I know that if X is locally compact and Hausdorff, then any non-empty open set $S$ contains a non-empty closed set. I know this to be the case because a locally compact space is a regular space, in which the claim holds.
But why does any open $S$ contain a non-empty open set whose closure is compact and contained in $S$?
Context: a version of this is claimed at the beginning of the proof of the Baire category theorem in Rudin's Functional Analysis text.
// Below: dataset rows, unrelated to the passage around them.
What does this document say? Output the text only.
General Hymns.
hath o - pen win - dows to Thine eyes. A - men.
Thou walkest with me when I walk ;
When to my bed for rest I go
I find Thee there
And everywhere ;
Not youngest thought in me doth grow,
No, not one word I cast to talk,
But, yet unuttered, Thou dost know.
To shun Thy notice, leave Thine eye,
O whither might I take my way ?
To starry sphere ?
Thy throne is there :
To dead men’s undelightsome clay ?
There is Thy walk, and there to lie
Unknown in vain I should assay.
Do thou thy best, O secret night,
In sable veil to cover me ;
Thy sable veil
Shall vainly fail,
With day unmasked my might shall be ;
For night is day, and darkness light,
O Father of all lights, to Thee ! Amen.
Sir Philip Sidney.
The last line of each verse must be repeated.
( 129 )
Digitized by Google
Edit: the definition of local compactness that I'm familiar with: $X$ is locally compact if for all $x \in X$ there exists an open set containing $x$ whose closure is compact in $X$.
Best Answer
It is more basic: because every compact subset of an Hausdorff space is closed. Follow your nose: if $K$ is said compact and $X$ is the space, take $p \in X \setminus K$. By Hausdorffness, for each $x \in K$ there are open sets $U_x$ and $V_x$ such that $x \in U_x$, $p \in V_x$ and $U_x \cap V_x = \varnothing$. Then $\{ U_x \}_{x \in K}$ covers $K$, and by compactness it suffices to take a finite subcover $\{U_{x_i}\}_{i \in F}$, with $F$ finite. Then $\bigcap_{i \in F} V_{x_i}$ is an open set containing $p$, and $\bigcap_{i \in F} V_{x_i}\subseteq X \setminus K$. So $X \setminus K$ is open and $K$ is closed.
To justify why $\bigcap_{i \in F}V_{x_i} \subseteq X \setminus K$, assume that $y \in K \cap V_{x_i}$ for all $i \in F$. Then $y \not\in U_{x_i}$ for any $i$, and so $y \not\in \bigcup_{i \in F}U_{x_i}$. So $y \not\in K$, contradiction.